Dorothy wünscht sich nichts sehnlicher, als so schnell wie möglich wieder nach Hause zu kommen. Dieses Verhalten erscheint auf den ersten Blick nicht nachvollziehbar, denn ihre Heimat wird als grau und fad beschrieben. Trotzdem erklärt das kleine Mädchen, dass es Zuhause immer am Schönsten ist. Dorothy zeigt, dass es sich lohnt, viele Mühen auf sich zu nehmen, um das zu erreichen, was man wirklich möchte. Hier wird davon ausgegangen, dass Selbstbestimmung und das Nachhause gehen eng miteinander verbunden sind, weil Dorothy immer wieder darauf hinweist, dass ihr Onkel und ihre Tante sie sehr vermissen würden, und sie aus diesem Grund wieder nach Kansas möchte. Es stellt sich dann die Frage, ob in diesem Fall von Selbstbestimmung gesprochen werden kann, oder ob Dorothy schlicht und einfach keine andere Wahl hat. Es wird der Eindruck hinterlassen, dass sie nicht in die weite Welt hinausgehen und sich selbst verwirklichen kann, sondern zu einem tristen und eintönigen Leben auf der Farm gezwungen ist.
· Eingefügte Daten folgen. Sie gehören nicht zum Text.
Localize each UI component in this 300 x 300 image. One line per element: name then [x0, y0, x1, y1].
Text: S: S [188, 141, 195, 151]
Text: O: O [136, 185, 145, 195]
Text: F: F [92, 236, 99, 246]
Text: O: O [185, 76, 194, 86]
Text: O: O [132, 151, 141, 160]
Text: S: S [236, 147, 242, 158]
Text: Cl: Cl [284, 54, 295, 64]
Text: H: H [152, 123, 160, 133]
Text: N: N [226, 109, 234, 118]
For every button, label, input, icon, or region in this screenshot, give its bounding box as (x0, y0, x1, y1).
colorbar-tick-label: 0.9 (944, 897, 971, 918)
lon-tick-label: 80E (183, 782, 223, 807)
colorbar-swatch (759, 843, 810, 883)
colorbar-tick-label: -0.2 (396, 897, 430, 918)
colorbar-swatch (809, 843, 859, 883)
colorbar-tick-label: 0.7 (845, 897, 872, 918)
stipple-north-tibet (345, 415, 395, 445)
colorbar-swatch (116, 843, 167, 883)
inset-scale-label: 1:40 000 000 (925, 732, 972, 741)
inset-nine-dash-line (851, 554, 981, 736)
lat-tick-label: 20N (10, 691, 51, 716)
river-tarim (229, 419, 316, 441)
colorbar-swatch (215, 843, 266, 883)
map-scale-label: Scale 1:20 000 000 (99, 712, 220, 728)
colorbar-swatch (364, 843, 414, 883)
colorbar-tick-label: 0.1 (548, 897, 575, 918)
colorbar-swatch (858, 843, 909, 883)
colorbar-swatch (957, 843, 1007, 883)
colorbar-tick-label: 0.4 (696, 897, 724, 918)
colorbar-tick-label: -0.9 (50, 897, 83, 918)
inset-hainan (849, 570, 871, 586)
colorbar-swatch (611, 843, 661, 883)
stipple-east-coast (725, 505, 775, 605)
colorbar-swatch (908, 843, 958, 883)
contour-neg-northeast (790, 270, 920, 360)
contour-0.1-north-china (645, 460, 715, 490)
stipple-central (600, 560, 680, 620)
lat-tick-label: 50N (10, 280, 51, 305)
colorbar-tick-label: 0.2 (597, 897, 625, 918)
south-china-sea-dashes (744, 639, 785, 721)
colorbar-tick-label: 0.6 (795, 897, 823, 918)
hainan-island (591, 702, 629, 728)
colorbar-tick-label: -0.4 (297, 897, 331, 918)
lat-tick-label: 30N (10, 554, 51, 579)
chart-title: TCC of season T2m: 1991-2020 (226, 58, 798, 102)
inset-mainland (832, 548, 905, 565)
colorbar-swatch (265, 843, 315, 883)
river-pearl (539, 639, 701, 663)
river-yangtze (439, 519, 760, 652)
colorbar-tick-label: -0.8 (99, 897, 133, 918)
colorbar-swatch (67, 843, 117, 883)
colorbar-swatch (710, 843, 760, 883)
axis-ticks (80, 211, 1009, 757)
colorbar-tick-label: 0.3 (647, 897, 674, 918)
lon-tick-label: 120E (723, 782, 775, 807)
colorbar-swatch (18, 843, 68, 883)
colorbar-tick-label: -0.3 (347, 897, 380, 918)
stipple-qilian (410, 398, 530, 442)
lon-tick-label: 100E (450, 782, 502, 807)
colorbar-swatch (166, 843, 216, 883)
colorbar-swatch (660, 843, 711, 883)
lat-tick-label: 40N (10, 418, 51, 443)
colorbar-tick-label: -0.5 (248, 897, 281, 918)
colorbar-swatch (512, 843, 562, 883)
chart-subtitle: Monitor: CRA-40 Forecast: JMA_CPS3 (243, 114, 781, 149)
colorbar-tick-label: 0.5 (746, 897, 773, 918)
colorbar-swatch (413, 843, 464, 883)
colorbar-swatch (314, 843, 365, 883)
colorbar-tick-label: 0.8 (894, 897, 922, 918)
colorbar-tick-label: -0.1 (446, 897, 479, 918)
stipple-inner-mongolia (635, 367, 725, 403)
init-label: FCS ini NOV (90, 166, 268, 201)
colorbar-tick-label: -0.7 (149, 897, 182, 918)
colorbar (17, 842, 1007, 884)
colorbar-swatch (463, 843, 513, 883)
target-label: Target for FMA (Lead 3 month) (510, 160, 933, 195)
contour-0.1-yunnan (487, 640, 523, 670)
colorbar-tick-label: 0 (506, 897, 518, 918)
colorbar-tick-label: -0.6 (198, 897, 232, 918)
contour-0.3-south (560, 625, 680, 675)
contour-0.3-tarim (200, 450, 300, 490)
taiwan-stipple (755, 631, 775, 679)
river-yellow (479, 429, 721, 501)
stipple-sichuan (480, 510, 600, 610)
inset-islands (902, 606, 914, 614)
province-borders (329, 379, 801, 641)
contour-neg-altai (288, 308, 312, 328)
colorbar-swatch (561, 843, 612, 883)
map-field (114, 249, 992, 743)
Dorothy ist mehr als nur ein kleines, mutiges Mädchen, das mit neuen Freunden Herausforderungen besteht, um zur Smaragdstadt und später zur bösen Hexe des Westens und zum Land des Südens zu gelangen. Sie zeigt sich selbstbestimmt und als ein Vorbild für ihre Begleiter, die nicht so viel Vertrauen in sich selbst haben. Warum ist es dann nicht möglich, dass Dorothy ein selbstbestimmtes Leben fortführt? Diese Thematik wird hier nicht von Baum angeschnitten. In dem 1907 veröffentlichten Buch Ozma von Oz, eine von 13 Fortsetzungen der Oz-Reihe, reist Dorothy mit ihrem Onkel Henry nach Australien. Sie erleiden Schiffbruch und das Mädchen wird an den Strand des Zauberlandes Ev gespült. Dort muss sie sich wieder gefährlichen Abenteuern stellen und gelangt über Umwege in das Land von Oz. Nach einigen Wochen mit ihren alten Freunden entscheidet sie sich jedoch für die Heimreise, weil ihr Onkel sie sehr vermisst. Dieses Handeln ist nicht selbstbestimmt, weil sie mit ihrer Heimreise ihrem Onkel einen Gefallen tut, und sonst möglicherweise noch länger in Oz geblieben wäre. Wieder einmal ist das Thema 'Zuhause' ein zentraler Bestandteil in Baums Werk. Das Motiv wird auch in Baums Geschichte Dorothy und der Zauberer in Oz (1908) aufgegriffen, in der Dorothy am Ende eines langen Abenteuers mit anschließendem Fest im Land von Oz wieder nach Hause möchte.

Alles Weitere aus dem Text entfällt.